Muskegon County Casino to Generate $15m for Michigan Annually

The upcoming $180 million project by the Little River Band of Ottawa Indians in Michigan is expected to generate $15 million in tax revenue and create over 1,500 high-quality and full-time jobs.

Little River Band’s Muskegon County Casino to Drive High-Paid Jobs

The Little River Band of Ottawa Indians’ upcoming Muskegon County Casino project is a boon to the local economy, says Little River Band Chief Larry Romanelli.  The project, which has been on the cards since 2008 when the tribe purchased a defunct race track property in Fruitport Township, is considered a “big, big move” for the tribe, citing the amount of work that had to be done to bring the project closer to a realization today.

Romanelli has said that making the project a reality has not been easy, with a few hurdles still along the way. Yet, everything from the financial heavy-lifting to the actual work that needs to be put in has been going smoothly, thanks to an overwhelming bipartisan support for the project, with estimated 90% of voters backing the project.

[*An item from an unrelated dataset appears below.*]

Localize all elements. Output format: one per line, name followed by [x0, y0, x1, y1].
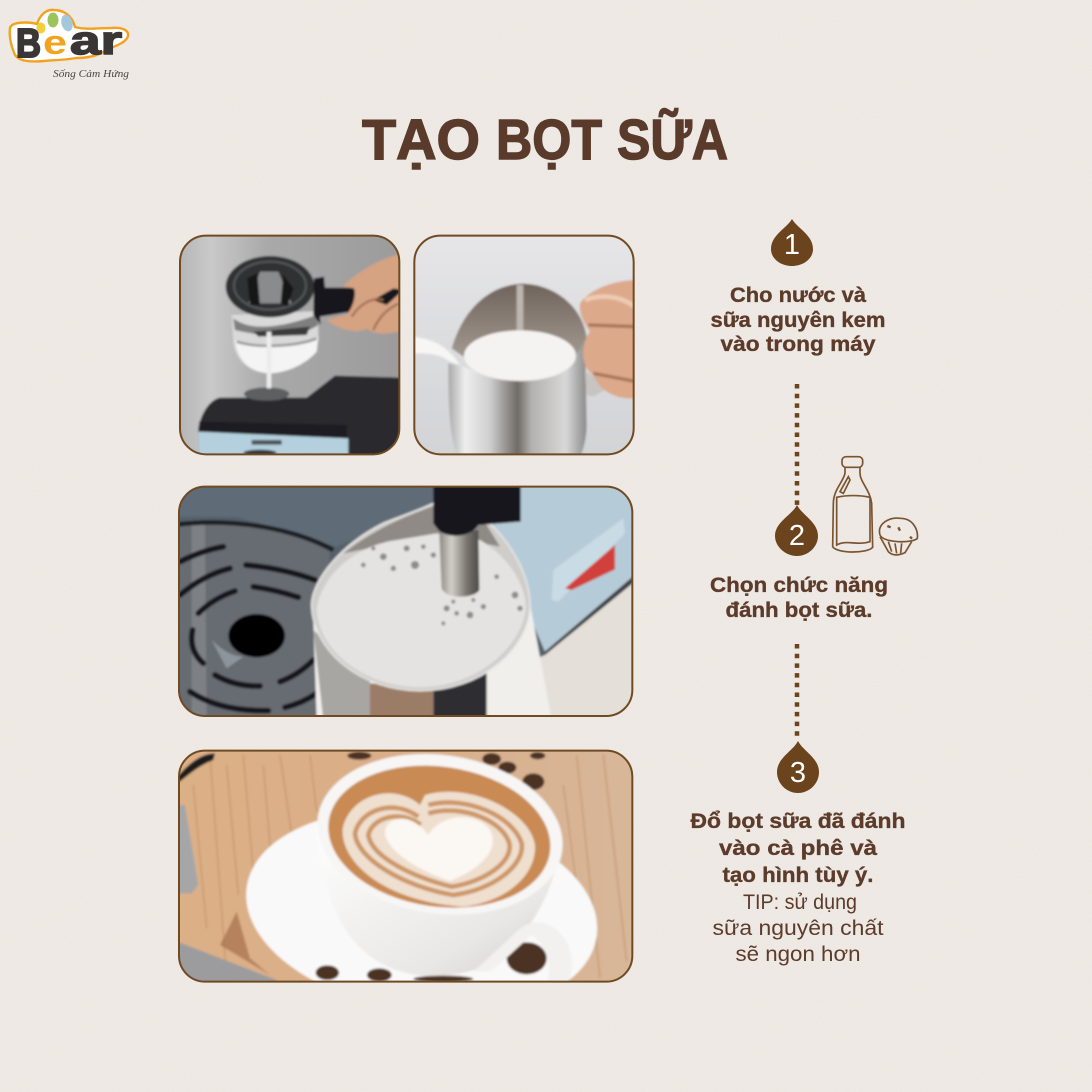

That is good news, Romanelli estimates, as the casino will create 1,000 – 1,500 high-quality full-time jobs and add 1,500 construction and ancillary positions, he adds. The tribe expects to drive business not only towards the casino, but also send economic ripples across businesses such as restaurants, car lots, and other local businesses creating additional jobs.

The casino project will sprawl on 69,000 square feet of gaming space and feature 1,700 slot machines along with 35 table games. There will also be a 220-room hotel with 600 beds created for visitors. Commenting on the amenities, Romanelli had this to add:

“We will have a food court or venue restaurant, but we will not take over the restaurant business, and our patrons will want to experience fine dining elsewhere. We will have entertainment, but will not compete with the Frauenthal.”

How Big of an Economic Impact?

The touted project is expected to give a moribund region a significant economic leg-up, with the project expected to generate $15 million in tax revenue for West Michigan annually.

The project’s bipartisan support stems from the fact that the Muskegon County Casino has been funded by the tribes and private investment, rather than tapping into precious tax payer’s dollar.

Besides, the project has long been coming. After the 2008 purchase, the tribe submitted an application to the Bureau of Indian Affairs (BIA) requesting from the organization to place 60 acres of its land into a $180 million casino and economic development project.

A published a preliminary approval in November 2018, which was then subject to public hearing and comment. Before the project can be given a formal go-ahead, though, the BIA has yet to publish a Notice of Availability of a Final Environmental Impact Statement (FEIS).

Once again, there will be a comment period with the Federal government issuing a final decision on the application. When this is cleared, Governor Gretchen Whitmer and State Legislature will have to settle rest of the details.

To obtain the FEIS, the BIA looked into potential environmental impacts, including effects on air quality, public health and environmental hazards, waste, noise, and more. The project’s estimated completion date for the entire $180 million casino project is set to three years from now, Romanelli said, citing Little River Band’s position.

Should everything go according to plan, the Muskegon County Casino will be arriving in late 2023 or early 2024.